Article in English | MEDLINE | ID: mdl-36337783

ABSTRACT

HIV is linked to a higher risk of preterm delivery in pregnant women. A systemic response to HIV virus can lead to foetus death along with patient death. Mortality is reduced in pregnant females and neonates by some interventions done carefully like antiretroviral therapy and prophylaxis, careful delivery methods, and monitoring of safe breastfeeding. Precautions are also used to decrease the mother-to-child transmission of HIV. An HIV-positive pregnant woman with sepsis is presented here to highlight the management of sepsis and labour. An HIV-positive primigravida on regular tenofovir, lamivudine, and efavirenz (TLE) regimen presented at 29 weeks and five days of her pregnancy to our outpatient department (OPD) with complaints of thick pus-like discharge and fever from seven to eight days.

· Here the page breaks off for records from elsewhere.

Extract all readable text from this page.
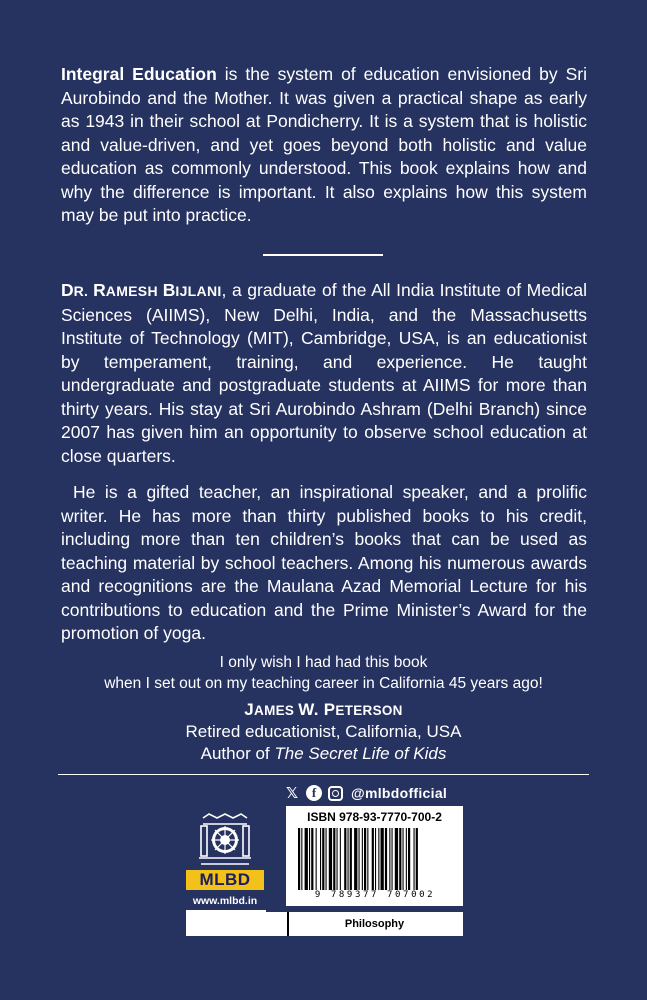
Integral Education is the system of education envisioned by Sri Aurobindo and the Mother. It was given a practical shape as early as 1943 in their school at Pondicherry. It is a system that is holistic and value-driven, and yet goes beyond both holistic and value education as commonly understood. This book explains how and why the difference is important. It also explains how this system may be put into practice.

DR. RAMESH BIJLANI, a graduate of the All India Institute of Medical Sciences (AIIMS), New Delhi, India, and the Massachusetts Institute of Technology (MIT), Cambridge, USA, is an educationist by temperament, training, and experience. He taught undergraduate and postgraduate students at AIIMS for more than thirty years. His stay at Sri Aurobindo Ashram (Delhi Branch) since 2007 has given him an opportunity to observe school education at close quarters.

He is a gifted teacher, an inspirational speaker, and a prolific writer. He has more than thirty published books to his credit, including more than ten children’s books that can be used as teaching material by school teachers. Among his numerous awards and recognitions are the Maulana Azad Memorial Lecture for his contributions to education and the Prime Minister’s Award for the promotion of yoga.

I only wish I had had this book

when I set out on my teaching career in California 45 years ago!

JAMES W. PETERSON

Retired educationist, California, USA

Author of The Secret Life of Kids

𝕏	f	@mlbdofficial
MLBD
www.mlbd.in
ISBN 978-93-7770-700-2
9 789377 707002
Philosophy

To manage it, labour was augmented by oxytocin in drip. Under all aseptic precautions, a breech 1.1kg male baby was delivered three hours later. Post-delivery status of the patient was uneventful except for two episodes of fever for two days serially on day five and day six. Both mother and the baby were discharged after 43 days of in-ward stay, both symptomatically alright. The mother was advised to continue antiretroviral therapy and get six monthly CD-4 (cluster of differentiation 4) counts for review and the baby was to be kept on top feeds till six months of age at the request of the patient. Keeping the following guidelines in mind, a multidisciplinary approach works best for such cases of HIV-infected mothers. However, it is necessary to individualise each patient.